Depuis le 1er juillet 2012, date d’entrée en vigueur du décret 2012-135 du 31 janvier 2012, qui définit une nouvelle organisation  de la médecine du travail, une visite médicale de reprise s’impose désormais après un arrêt de 30 jours pour accident du travail ou maladie ordinaire.

La visite de reprise doit être demandée par l'employeur par écrit et se dérouler dans les huit jours qui suivent la reprise du travail. Pensez à contacter l'assistante médicale du médecin du travail qui suit votre entreprise dès que vous avez connaissance de la date de reprise du salarié !

  •  La visite occasionnelle 

Tout salarié peut demander un RDV avec son médecin du travail, soit par l'intermédiaire de son employeur, soit en nous contactant directement.

L'employeur peut également demander un RDV pour un salarié. Dans ce cas, il contacte le médecin du travail et averti son salarié de sa demande. 

Ces visites n'entraînent aucuns frais supplémentaires à l'employeur.

  •  Modification de la procédure de déclaration d'inaptitude et de reclassement des salariés

L'avis d'inaptitude est délivré après deux visites médicales dans le cas général. La seconde visite intervient dans un délai maximal de 15 jours après la première. Le médecin peut cependant faire son constat après une seule visite si la situation le requiert.

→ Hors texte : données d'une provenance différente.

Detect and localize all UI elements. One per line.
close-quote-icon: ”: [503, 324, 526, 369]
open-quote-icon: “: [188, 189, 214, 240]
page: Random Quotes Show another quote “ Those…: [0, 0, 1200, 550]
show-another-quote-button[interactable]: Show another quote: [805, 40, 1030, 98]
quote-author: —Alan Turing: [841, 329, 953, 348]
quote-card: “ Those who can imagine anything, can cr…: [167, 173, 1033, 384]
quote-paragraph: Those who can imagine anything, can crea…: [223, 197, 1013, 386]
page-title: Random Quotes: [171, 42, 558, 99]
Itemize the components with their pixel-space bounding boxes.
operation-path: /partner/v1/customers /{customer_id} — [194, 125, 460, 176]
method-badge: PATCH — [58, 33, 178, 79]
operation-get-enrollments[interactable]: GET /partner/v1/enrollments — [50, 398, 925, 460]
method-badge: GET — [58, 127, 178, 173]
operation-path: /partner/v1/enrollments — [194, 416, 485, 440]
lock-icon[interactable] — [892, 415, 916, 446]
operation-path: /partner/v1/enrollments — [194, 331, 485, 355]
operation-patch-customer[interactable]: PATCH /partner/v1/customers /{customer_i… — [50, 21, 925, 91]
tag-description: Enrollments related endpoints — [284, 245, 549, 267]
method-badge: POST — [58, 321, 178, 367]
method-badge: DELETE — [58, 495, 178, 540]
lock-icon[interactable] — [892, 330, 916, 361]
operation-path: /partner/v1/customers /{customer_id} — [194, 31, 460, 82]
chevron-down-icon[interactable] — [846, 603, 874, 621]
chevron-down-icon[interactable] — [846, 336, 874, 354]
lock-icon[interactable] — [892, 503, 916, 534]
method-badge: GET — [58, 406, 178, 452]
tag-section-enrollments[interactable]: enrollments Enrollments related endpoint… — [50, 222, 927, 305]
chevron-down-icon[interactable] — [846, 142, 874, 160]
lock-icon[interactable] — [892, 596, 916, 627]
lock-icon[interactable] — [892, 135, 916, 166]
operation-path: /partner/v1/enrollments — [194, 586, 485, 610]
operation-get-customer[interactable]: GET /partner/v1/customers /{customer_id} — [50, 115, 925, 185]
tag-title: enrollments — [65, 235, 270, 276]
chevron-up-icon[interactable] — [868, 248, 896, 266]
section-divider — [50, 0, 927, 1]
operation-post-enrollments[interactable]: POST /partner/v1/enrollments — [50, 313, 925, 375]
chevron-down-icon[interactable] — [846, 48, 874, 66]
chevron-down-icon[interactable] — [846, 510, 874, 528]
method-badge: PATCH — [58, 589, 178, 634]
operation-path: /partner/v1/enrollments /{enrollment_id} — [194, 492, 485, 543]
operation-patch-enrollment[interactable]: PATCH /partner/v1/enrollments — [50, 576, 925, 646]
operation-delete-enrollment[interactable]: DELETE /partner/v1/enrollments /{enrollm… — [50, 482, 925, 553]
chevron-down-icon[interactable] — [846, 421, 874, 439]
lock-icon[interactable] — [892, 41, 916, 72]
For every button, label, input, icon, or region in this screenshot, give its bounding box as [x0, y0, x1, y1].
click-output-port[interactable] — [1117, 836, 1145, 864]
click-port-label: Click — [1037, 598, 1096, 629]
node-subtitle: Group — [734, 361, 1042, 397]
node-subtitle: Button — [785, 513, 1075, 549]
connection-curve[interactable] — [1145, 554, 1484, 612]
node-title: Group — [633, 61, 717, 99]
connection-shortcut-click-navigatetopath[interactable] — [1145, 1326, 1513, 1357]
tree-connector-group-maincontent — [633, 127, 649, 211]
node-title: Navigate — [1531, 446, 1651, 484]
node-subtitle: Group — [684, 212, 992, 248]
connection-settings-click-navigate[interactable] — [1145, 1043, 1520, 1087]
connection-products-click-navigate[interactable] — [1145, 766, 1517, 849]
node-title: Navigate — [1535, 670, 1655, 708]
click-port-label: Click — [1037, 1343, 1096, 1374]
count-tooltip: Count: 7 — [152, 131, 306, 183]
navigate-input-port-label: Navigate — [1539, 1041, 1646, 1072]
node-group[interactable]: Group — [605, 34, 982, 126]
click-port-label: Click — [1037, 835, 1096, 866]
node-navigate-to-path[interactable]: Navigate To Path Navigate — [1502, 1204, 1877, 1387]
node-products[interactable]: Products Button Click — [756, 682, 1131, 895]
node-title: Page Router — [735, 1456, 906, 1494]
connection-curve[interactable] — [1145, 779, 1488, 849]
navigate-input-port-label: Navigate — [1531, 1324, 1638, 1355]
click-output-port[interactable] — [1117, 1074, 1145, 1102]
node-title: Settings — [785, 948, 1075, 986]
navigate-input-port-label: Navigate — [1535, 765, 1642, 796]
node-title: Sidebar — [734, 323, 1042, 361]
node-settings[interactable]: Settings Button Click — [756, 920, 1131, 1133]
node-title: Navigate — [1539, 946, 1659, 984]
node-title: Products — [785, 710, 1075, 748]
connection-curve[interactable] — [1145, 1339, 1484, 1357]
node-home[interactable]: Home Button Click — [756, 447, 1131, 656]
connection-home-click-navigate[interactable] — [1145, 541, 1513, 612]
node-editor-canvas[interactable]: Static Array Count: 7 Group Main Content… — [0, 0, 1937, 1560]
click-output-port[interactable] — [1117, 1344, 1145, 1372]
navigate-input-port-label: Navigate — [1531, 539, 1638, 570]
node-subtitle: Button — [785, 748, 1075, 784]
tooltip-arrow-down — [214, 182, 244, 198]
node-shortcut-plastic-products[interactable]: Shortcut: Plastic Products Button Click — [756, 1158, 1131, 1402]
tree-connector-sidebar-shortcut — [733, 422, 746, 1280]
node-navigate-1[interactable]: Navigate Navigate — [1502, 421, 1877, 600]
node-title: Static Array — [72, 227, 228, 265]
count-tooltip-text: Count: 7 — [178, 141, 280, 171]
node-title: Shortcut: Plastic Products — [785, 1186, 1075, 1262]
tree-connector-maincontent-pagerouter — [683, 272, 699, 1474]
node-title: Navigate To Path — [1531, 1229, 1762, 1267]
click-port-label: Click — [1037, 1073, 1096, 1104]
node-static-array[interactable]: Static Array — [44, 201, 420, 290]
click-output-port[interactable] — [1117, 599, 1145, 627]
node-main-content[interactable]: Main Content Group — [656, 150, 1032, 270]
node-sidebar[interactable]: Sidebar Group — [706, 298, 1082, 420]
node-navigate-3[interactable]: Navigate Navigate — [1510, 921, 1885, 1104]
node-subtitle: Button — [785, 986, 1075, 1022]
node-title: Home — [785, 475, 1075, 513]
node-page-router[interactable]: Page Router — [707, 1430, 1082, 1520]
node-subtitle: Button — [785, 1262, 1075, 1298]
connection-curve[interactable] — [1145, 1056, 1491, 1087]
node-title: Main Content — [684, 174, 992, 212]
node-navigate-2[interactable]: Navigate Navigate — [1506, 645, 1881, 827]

  • Nouvelle procédure de contestation devant le Conseil des Prud'hommes

La procédure de contestation des avis des médecins du travail se déroule dorénavant en référé, devant le Conseil des Prud'hommes.

Le décret relatif à la modernisation de la médecine du travail ayant été publié le 29 décembre 2016 au Journal Officiel, le GEST05 déploie actuellement les moyens nécessaires à sa mise en oeuvre rapide, avec les ajustements d'organisation qui en découlent, pour appliquer au mieux ces nouvelles dispositions.

Ces modifications s'inscrivent dans une relation de service permanente couvrant les actions conduites par l'équipe pluridisciplinaire sur le milieu de travail ainsi que les actions de veille sanitaire et de traçabilité des expositions. Les services proposés par l'équipe pluridisciplinaire, en matière de conseil, de sensibilisation, d'évaluation, d'étude et d'aménagement de poste de travail, d'accompagnement ; l'adaptation du suivi à chaque salarié, les entretiens spécifiques qu'ils soient en lien avec le maintien dans l'emploi ou d'autres problématiques et la gestion de cette organisation relèvent de votre cotisation annuelle.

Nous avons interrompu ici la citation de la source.